I am an ethical nihilist. I am unimpressed
by Society's contrived infrastructure, cultivated in the soil of
mortal apprehension.
Embracing nothing, I see through cultural
madness, and embrace the mystery of the universe, my own true soil
(and everlasting soul).
Embracing nothing, I am empowered by nothing
and able to clearly see that the greatest nothing of all is me,
and yet ... it is undeniable that somewhere in the vastness (and
endless power) of eternal nothing my life is always happening. Over
here I see I am not yet born, while over there I've been dead for
millions of years.
I am an ethical nihilist. I am thus able
to discern the sheer fabrication that is my own identity, which
is based upon little more than words; my given name and the personal
pronouns of the language I learned from the family I happened to
inherit. Take away the words (especially the personal pronouns)
and the feeling of my self dissipates and the
"I" that was socially programmed into my brain fades into
the infinite background from which it emerged, but from which it
never truly left, ever enveloped by ITs constant presence, and thus
understandably insensitive to IT; at the same time ever floundering
in the restless sea of words constantly emanating from the swarming
confusion of humanity.
I am an ethical nihilist. I do not die,
because I never lived; and since I was never here, I can never leave.

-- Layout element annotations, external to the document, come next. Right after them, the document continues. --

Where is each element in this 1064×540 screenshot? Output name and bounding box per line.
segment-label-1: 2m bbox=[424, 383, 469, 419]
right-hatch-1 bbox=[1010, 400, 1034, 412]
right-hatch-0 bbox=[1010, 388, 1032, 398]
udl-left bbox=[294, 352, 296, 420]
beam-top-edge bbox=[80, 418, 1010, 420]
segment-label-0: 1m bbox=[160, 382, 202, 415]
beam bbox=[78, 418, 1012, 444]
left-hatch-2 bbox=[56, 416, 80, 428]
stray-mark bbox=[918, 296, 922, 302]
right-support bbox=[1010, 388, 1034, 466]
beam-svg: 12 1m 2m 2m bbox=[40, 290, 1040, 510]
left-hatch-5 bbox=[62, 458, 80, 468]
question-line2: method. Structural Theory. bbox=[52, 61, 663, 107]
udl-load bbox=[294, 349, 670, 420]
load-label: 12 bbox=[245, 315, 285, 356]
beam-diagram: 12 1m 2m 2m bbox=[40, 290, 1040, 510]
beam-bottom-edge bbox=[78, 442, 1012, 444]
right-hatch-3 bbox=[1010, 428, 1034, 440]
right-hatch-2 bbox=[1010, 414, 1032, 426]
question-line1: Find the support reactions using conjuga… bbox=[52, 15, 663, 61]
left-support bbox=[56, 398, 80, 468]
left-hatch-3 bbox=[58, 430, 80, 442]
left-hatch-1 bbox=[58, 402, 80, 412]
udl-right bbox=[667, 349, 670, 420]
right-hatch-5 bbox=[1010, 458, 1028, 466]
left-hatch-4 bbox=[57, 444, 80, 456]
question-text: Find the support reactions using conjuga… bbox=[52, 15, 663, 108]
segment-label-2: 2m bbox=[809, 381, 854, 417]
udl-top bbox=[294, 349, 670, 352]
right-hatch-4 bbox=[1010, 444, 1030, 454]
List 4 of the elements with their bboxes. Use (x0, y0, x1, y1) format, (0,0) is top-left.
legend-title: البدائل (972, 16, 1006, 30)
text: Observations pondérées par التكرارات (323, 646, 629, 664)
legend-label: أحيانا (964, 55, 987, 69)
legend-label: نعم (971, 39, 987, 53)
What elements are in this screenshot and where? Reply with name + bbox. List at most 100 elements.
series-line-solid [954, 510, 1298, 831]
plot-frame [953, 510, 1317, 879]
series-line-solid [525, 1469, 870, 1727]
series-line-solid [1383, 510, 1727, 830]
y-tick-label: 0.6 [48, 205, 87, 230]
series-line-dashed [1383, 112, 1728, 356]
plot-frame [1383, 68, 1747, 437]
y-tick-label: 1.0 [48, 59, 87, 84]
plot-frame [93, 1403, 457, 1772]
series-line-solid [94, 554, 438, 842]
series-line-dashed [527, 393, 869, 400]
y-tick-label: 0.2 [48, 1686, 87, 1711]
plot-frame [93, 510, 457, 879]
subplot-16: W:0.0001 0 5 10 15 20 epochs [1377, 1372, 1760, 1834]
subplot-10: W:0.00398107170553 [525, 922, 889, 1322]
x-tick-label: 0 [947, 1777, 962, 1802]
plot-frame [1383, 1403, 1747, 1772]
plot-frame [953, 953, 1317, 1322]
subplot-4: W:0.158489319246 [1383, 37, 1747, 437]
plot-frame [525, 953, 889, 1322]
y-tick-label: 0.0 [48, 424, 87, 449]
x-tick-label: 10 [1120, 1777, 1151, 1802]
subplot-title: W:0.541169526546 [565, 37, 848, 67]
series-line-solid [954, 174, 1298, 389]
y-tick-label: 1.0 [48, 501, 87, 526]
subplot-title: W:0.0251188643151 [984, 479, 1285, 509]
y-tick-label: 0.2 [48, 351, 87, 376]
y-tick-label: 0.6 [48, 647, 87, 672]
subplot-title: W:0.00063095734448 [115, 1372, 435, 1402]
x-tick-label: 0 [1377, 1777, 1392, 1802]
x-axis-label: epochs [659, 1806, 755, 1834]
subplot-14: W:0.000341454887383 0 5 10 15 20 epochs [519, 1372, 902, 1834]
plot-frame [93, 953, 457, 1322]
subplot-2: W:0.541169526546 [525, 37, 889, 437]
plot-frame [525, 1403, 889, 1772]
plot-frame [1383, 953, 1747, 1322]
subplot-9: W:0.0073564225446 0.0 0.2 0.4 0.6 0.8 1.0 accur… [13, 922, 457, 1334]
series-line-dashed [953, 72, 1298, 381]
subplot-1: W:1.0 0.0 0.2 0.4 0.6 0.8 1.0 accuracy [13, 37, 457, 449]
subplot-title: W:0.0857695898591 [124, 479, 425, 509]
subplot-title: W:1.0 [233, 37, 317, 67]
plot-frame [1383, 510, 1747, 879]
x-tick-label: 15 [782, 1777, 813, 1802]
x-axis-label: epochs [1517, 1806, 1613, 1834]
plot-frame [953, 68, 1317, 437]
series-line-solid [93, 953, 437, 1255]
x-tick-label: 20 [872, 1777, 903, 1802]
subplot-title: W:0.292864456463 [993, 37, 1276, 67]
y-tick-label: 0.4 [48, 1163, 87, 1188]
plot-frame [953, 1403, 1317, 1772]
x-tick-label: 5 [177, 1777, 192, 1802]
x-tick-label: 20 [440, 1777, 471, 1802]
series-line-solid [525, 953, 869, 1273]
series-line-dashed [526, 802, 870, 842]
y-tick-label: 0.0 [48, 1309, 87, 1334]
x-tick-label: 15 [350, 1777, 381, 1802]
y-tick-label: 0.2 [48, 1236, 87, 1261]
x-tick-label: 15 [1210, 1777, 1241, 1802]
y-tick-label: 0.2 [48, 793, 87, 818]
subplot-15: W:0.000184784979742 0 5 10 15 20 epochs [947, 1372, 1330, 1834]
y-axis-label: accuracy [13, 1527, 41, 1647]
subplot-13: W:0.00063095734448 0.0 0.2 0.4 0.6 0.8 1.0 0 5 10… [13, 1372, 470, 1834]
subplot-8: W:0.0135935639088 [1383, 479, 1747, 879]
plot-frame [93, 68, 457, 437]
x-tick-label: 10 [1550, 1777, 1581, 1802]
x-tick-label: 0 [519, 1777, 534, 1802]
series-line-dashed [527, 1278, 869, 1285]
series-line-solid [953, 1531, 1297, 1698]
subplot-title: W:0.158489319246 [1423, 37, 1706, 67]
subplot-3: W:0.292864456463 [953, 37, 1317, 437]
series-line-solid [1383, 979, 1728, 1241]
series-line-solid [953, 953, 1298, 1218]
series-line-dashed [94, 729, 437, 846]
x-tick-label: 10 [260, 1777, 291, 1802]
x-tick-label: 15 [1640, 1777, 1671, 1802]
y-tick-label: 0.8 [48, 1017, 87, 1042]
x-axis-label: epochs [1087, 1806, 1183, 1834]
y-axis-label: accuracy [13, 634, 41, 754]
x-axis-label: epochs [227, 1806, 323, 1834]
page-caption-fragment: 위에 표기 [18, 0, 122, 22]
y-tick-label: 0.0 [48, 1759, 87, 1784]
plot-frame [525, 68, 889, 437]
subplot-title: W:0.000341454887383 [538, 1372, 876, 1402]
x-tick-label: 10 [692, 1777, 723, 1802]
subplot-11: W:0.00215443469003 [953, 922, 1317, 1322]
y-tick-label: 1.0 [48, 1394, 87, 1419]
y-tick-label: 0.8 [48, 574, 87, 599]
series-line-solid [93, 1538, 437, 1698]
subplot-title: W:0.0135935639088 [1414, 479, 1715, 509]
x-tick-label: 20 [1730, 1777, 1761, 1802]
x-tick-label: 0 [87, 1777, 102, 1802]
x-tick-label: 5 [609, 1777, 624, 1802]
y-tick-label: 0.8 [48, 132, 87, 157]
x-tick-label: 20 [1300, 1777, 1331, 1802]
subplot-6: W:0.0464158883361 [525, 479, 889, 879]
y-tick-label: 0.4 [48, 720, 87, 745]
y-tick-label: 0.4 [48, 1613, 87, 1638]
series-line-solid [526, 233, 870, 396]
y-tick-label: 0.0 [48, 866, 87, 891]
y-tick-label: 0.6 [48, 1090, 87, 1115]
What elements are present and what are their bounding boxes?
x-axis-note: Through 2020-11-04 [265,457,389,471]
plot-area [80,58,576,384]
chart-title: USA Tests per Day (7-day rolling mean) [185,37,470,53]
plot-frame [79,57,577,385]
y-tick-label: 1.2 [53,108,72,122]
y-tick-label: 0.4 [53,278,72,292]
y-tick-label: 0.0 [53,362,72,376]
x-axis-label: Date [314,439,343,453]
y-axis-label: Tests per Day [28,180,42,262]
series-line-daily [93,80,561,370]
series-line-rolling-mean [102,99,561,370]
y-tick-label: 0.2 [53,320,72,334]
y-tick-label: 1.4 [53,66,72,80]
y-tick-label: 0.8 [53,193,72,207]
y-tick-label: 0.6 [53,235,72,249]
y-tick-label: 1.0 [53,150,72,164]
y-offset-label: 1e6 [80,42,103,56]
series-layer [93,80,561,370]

Only the universe was here. It acted without hesitation, apprehension
or forethought. It played in a wide open expanse, unimpeded by restriction
or purpose. It sang songs and thought thoughts, but never uttered
a single word in doing so. One of ITs thoughts was the life I think
of as mine. But it wasn't mine; it was but one of ITs thoughts,
or songs or dances. Every thought that I have ever had I
never had. The universe had them. They were never my thoughts. They
were always ITs own completely random wanderings.